Disadvantaged college students perform better when aware of upcoming challenges, study shows

Anusha Lalani

Disadvantaged college students are more likely to perform better in school when they are aware of the obstacles they may face, according to a recently published study.

The study, which was published in the Proceedings of the National Academy of Sciences, was based on research led by UT assistant professor David Yeager. Students of color and first-generation students that are more aware of the difficulties they might face are more likely to become involved on campus, have better relationships with others and succeed at a higher rate, Yeager said.

Greg Walton, associate professor of psychology at Stanford and co-author of the study, said these incoming students have a hard time transitioning into college because they believe the difficulties they face are not normal. The challenges these students face primarily deal with academics and social life.
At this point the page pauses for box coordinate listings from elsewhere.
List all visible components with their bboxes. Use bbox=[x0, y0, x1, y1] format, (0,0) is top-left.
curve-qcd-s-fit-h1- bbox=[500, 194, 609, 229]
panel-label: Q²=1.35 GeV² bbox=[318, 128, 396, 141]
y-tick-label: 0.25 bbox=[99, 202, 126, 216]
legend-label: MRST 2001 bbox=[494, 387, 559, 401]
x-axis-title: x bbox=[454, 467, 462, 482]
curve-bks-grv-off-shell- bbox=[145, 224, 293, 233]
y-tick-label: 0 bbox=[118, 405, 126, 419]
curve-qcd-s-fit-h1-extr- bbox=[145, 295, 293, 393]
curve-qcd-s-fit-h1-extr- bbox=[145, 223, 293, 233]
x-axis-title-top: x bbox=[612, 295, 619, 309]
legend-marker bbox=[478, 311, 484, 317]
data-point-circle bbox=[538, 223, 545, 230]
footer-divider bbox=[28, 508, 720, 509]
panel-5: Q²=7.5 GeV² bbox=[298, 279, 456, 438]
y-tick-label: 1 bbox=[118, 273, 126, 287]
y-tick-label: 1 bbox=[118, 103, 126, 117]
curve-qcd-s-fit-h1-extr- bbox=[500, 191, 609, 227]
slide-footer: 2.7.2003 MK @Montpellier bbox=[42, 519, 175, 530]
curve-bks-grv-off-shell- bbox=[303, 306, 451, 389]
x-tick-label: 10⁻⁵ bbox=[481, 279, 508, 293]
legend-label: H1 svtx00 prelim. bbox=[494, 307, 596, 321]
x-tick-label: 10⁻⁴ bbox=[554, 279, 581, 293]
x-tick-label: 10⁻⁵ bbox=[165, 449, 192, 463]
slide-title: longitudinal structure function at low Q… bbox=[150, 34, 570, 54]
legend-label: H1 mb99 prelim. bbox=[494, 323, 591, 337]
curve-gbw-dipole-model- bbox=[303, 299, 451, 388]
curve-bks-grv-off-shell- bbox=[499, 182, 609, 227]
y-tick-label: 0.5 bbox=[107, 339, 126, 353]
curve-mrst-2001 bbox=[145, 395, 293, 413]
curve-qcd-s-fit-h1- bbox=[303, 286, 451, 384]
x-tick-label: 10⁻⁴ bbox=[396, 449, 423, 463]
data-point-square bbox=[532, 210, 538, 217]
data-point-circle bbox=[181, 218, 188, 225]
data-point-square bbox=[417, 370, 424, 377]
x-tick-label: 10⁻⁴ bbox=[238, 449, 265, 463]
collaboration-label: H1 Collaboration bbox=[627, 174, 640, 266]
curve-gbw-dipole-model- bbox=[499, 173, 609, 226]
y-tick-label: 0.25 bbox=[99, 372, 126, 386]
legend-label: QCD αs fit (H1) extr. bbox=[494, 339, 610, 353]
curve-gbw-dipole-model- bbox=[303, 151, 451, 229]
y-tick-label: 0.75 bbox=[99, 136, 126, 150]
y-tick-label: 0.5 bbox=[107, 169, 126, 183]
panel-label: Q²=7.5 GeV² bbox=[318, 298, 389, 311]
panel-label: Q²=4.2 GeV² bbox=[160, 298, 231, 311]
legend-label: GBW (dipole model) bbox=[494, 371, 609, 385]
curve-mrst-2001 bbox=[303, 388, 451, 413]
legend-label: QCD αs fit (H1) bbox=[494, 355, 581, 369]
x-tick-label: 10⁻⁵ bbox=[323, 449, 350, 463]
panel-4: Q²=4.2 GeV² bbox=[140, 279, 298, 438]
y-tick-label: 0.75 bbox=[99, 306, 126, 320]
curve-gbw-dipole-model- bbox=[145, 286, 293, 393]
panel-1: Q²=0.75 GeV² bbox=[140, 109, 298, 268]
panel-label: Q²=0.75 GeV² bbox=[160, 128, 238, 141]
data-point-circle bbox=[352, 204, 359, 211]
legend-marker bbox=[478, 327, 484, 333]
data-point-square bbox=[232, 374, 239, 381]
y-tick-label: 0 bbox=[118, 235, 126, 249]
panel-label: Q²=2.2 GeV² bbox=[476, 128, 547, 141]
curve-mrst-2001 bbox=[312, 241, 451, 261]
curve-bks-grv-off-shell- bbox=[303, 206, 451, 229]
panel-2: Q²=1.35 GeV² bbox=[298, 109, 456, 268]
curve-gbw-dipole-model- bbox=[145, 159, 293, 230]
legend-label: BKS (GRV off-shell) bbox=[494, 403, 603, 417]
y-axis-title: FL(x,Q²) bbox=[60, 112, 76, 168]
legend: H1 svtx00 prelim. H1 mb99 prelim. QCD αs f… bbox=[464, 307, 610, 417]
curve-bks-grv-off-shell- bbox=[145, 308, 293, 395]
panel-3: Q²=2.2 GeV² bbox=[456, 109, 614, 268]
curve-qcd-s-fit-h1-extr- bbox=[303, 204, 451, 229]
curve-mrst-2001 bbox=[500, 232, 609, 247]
According to the study, disadvantaged students tend to have lower GPAs than their advantaged peers and they don’t know how to reach out for help through campus organizations.

“One of the problems is that even when you experience something that is normal, like feeling lonely in the first year in college …  if you know that people like you haven’t gone to college before or know that you could experience negative stereotypes then it can seem that those difficulties are not normal but say something about you or your group — maybe that you don’t belong,” Walton wrote in an email.

The study involved three randomized controlled trials that presented incoming students with stories from older students discussing academic and social problems they faced when coming to college. In the stories, the older students explained that these hardships are normal and will subside over time. Once the stories were shared, the incoming students were asked to reflect on which challenges they expected to encounter and why these circumstances are normal for every new college student.

Because the methods used in the study proved successful — the gaps in full-time enrollment and grades between students from disadvantaged backgrounds and other students improved from 31 to 40 percent in a sample of 9,500 students — all incoming UT students are required to go through this online assessment before they begin school.

Yeager said these disadvantaged students recognize these difficulties at an earlier age than their advantaged peers.

“By fifth grade, in most studies, 100 percent of African-American students were aware of negative stereotypes of their group,” Yeager said. “For white students, they become aware of stereotypes of other groups much later, so like eighth grade.”

Government junior Joanna Perez, who is a first-generation college student, said her transition to UT was difficult but that she made it through her first year with the help of friends and by joining organizations on campus.

“Factoring in the difficulty of the classes and failing my first exams, I felt lonely and lost for the first year of college,” Perez said. “[But I] kept reminding myself that I was going to a great university that would allow me to achieve whatever goals I placed for myself.”